ドン、ドン、パッ。先制点は、そんな感じで取った。
東福岡は前半5分、SO楢本幹志朗②がインゴールに蹴り込んだボールをWTB遠藤亮真②が抑えた。
直前に重ねていたフェーズでは、FWが連続して力強く前に出て相手防御を寄せ、前がかりにさせていた。
楢本はそのシーンを振り返り、「事前のミーティングでも、防御の裏は意識していこうと言っていました。外の選手からの声も聞こえたので蹴りました」と話した。
3月28日、熊谷ラグビー場で開催されている全国選抜高校大会では準々決勝4試合がおこなわれた。
第4試合では東福岡×佐賀工の九州対決が実現。冒頭のように先制点を奪った東福岡が36-0と完封勝ちした。
開始5分でリードを奪った東福岡は、直後のリスタートのキックオフボールを受け、ふたたび攻め続けた。
自陣からボールを動かし続け、前と横の動きを組み合わせる。17のパスと8つのボールキャリーで、ゲームを途切らせることなくインゴールまでボールを運んだ(NO8蔵森晟②のトライ)。
先制パンチを活かし、前半を22-0とリードした。
◆東福岡のトライ後の笑顔や佐賀工の奮闘
後半も2トライを追加して完勝だった東福岡の藤田雄一郎監督は、「落ち着いて戦えていた」と選手たちのプレーを評価し、完封勝ちを喜んだ。
接点でも上回っていたことに安心があった。
豊かな才能を抱える。指揮官は平穏な年のように多くの試合を経験できるか分からないと前置きした上で、「いろんな選手、いろんなことを試して、最強の組み合わせ(布陣)を考えていきたい」と話した。
ゲームキャプテンを務めたSO楢本は、前半の出来は良かったとしながらも、得点機をすべてものにできなかったことに言及。「これから先の戦いでは、それでは勝てない」と反省した。

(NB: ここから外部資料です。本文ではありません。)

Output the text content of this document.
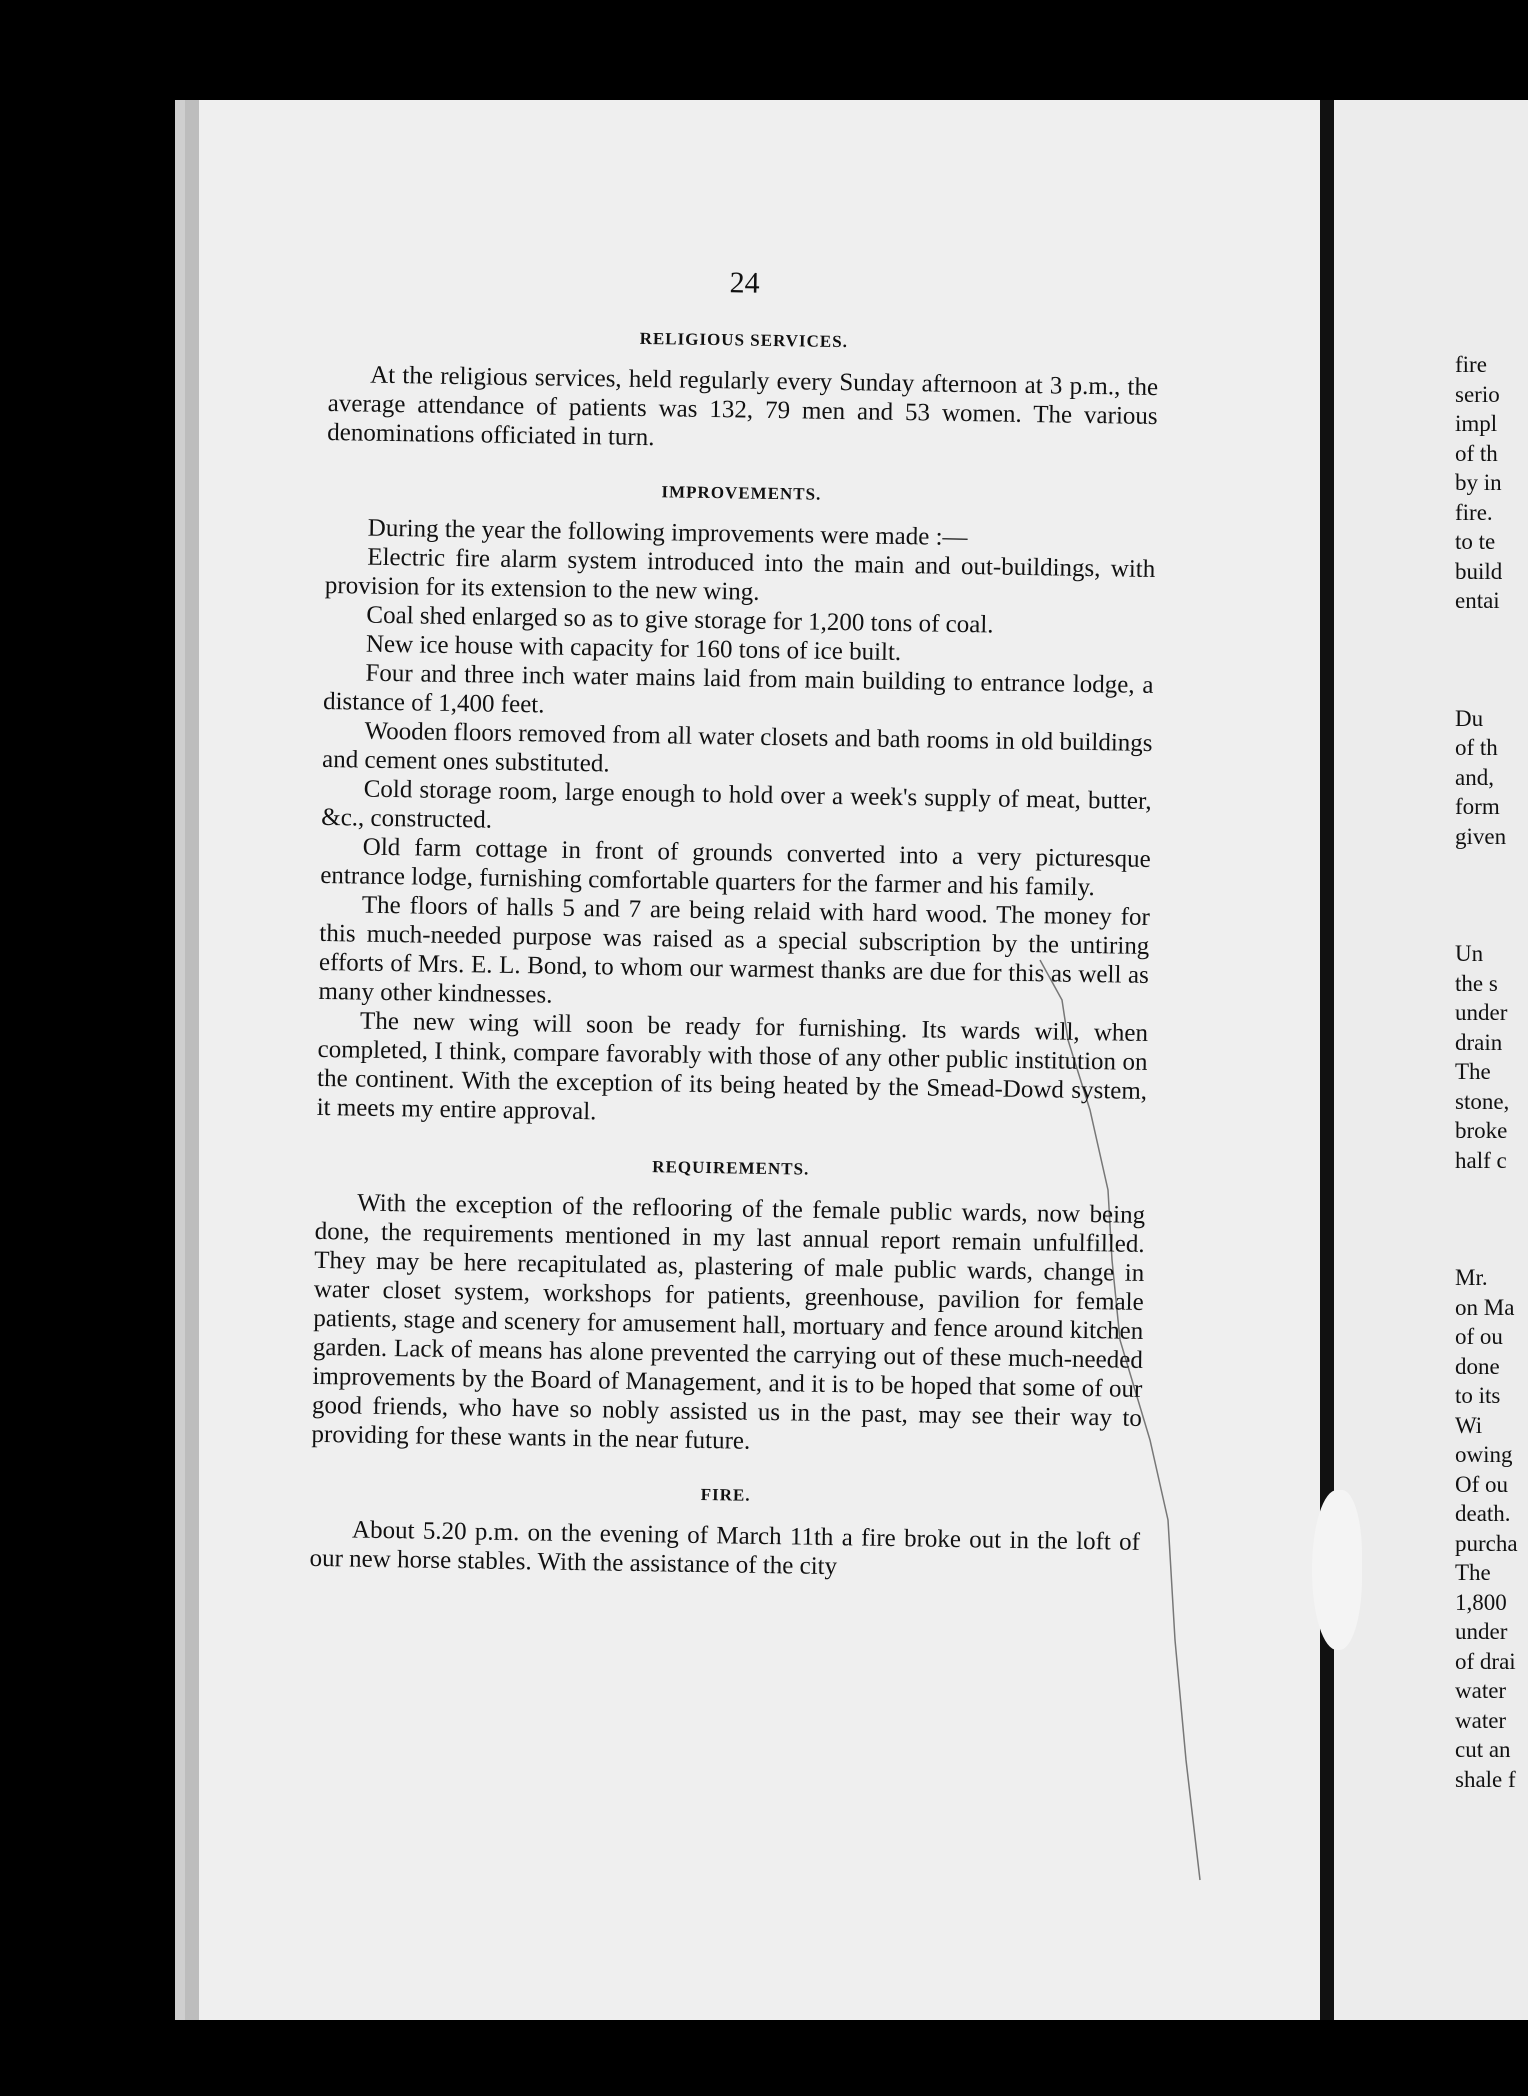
24
RELIGIOUS SERVICES.

At the religious services, held regularly every Sunday afternoon at 3 p.m., the average attendance of patients was 132, 79 men and 53 women. The various denominations officiated in turn.

IMPROVEMENTS.

During the year the following improvements were made :—

Electric fire alarm system introduced into the main and out-buildings, with provision for its extension to the new wing.

Coal shed enlarged so as to give storage for 1,200 tons of coal.

New ice house with capacity for 160 tons of ice built.

Four and three inch water mains laid from main building to entrance lodge, a distance of 1,400 feet.

Wooden floors removed from all water closets and bath rooms in old buildings and cement ones substituted.

Cold storage room, large enough to hold over a week's supply of meat, butter, &c., constructed.

Old farm cottage in front of grounds converted into a very picturesque entrance lodge, furnishing comfortable quarters for the farmer and his family.

The floors of halls 5 and 7 are being relaid with hard wood. The money for this much-needed purpose was raised as a special subscription by the untiring efforts of Mrs. E. L. Bond, to whom our warmest thanks are due for this as well as many other kindnesses.

The new wing will soon be ready for furnishing. Its wards will, when completed, I think, compare favorably with those of any other public institution on the continent. With the exception of its being heated by the Smead-Dowd system, it meets my entire approval.

REQUIREMENTS.

With the exception of the reflooring of the female public wards, now being done, the requirements mentioned in my last annual report remain unfulfilled. They may be here recapitulated as, plastering of male public wards, change in water closet system, workshops for patients, greenhouse, pavilion for female patients, stage and scenery for amusement hall, mortuary and fence around kitchen garden. Lack of means has alone prevented the carrying out of these much-needed improvements by the Board of Management, and it is to be hoped that some of our good friends, who have so nobly assisted us in the past, may see their way to providing for these wants in the near future.

FIRE.

About 5.20 p.m. on the evening of March 11th a fire broke out in the loft of our new horse stables. With the assistance of the city

fire
serio
impl
of th
by in
fire.
to te
build
entai
Du
of th
and,
form
given
Un
the s
under
drain
The
stone,
broke
half c
Mr.
on Ma
of ou
done
to its
Wi
owing
Of ou
death.
purcha
The
1,800
under
of drai
water
water
cut an
shale f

次戦(準決勝/3月29日)は、先の花園で死闘を演じた東海大仰星(準々決勝で後半48分まで戦い21-21)との一戦。司令塔は、「特別な存在。全国で優勝するには必ず勝たなければいけない」と気持ちを込め、「ロスタイムにならないうちに勝ちたい」と笑った。
佐賀工は敗れたが、LO井上茉紗樹②の強靭なボールキャリーなど通用するところはあった。SO後藤翔大①もキレのある動きで防御を惑わせた。
手の内をよく知る相手にトライラインを越えることはできなかったが、伸びしろは多く残されている。